What about your pastor?
In these last two weeks, have they used the pulpit to speak out unequivocally against the racism and hate parading in our streets? And if not, why not?
The pulpit is a powerful platform that can be used to promote love, hate, or indifference. We need to listen closely to how it’s being used, what’s being said, what’s being left out, and what's being glossed over.
Our faith demands that we pay attention.
One of the many jarring aspects of the civil rights movement is how so many white churches endorsed and encouraged hatred. Some clergy condemned the marches for equality, while others tacitly supported white supremacists by refusing to talk about what was happening in the streets just outside their doors.
Some church leaders were segregationists who used cherry-picked Bible verses to try to justify their racism. Others were sympathetic to the civil rights movement, but afraid to speak out because they might be ostracized by other ministers or members of their congregation.
They also knew they could become targets of the racists who lynched civil rights leaders and bombed not only black churches but the homes of black clergy. They could be next. They might end up having to carry that cross, too, and they were reluctant to do so.
Some white church leaders settled for addressing hate in muted terms that wouldn’t offend the white supremacists sitting right in front of them in the pews. The pastors’ refusal to criticize racism directly was seen by the white supremacists as an endorsement from God.
Of course, not all white clergy and churches cowered. Many had great courage and faith to stand up and lock arms in the fight for equality. They were willing to pay the price for preaching the gospel that everyone must be treated as an equally beloved child of God without exception.
Many are doing so today. Others are not.
Rev. Martin Luther King Jr.’s Letter from Birmingham Jail was prompted by public opposition from eight white clergymen.
The Rev.
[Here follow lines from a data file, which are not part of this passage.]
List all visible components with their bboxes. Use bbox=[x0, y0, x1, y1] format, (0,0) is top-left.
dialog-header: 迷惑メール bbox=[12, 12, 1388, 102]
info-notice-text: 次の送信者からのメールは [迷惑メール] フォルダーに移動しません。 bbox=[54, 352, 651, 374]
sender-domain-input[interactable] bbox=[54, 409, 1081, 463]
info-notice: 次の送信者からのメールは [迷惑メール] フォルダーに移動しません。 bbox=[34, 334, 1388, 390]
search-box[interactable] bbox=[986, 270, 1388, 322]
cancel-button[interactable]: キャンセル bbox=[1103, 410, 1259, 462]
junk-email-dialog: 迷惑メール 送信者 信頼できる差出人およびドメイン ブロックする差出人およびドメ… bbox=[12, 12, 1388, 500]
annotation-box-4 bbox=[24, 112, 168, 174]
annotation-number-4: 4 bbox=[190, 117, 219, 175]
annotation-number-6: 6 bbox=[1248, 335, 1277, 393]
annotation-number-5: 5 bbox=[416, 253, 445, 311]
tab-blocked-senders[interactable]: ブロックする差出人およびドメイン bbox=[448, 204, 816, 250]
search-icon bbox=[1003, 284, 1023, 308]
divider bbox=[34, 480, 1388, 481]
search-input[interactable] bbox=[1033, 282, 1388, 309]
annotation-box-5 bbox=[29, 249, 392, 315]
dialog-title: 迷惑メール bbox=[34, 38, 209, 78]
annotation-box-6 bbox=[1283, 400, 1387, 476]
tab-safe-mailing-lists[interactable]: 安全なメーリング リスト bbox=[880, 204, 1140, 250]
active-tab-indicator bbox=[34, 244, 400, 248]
King was discouraged by the way so many white church leaders refused to speak up for love and justice.
“I felt that the white ministers, priests, and rabbis of the South would be among our strongest allies,” he wrote. “Instead, some have been outright opponents, refusing to understand the freedom movement and misrepresenting its leaders. All too often many others have been more cautious than courageous and have remained silent behind the anesthetizing security of stained-glass windows.”
So, what about your faith community?
Has your pastor addressed the events of Charlottesville directly? Did they say that the racism and white supremacy are evil and contrary to everything that Jesus taught and lived?
Or did they reference the events with a brief, generalized prayer for the nation and move on? Did they talk about Charlottesville as some other place, implying that racism doesn’t need to be addressed right here as well?
Did your pastor pull a Pilate and try to wash their hands of the responsibility for addressing this deep sinfulness in our society? Or did they address it head-on?
Jesus’ God-filled life and teachings are direct, unequivocal, challenging, and unpopular, both then and now.
He didn’t hesitate to speak up for love and speak out against injustice, even when it cost him many followers.
What about your pastor?
Are they speaking up against hate? If they are, make sure that you thank them for their prophetic courage.
If they’re not, this is a good time to ask them why not.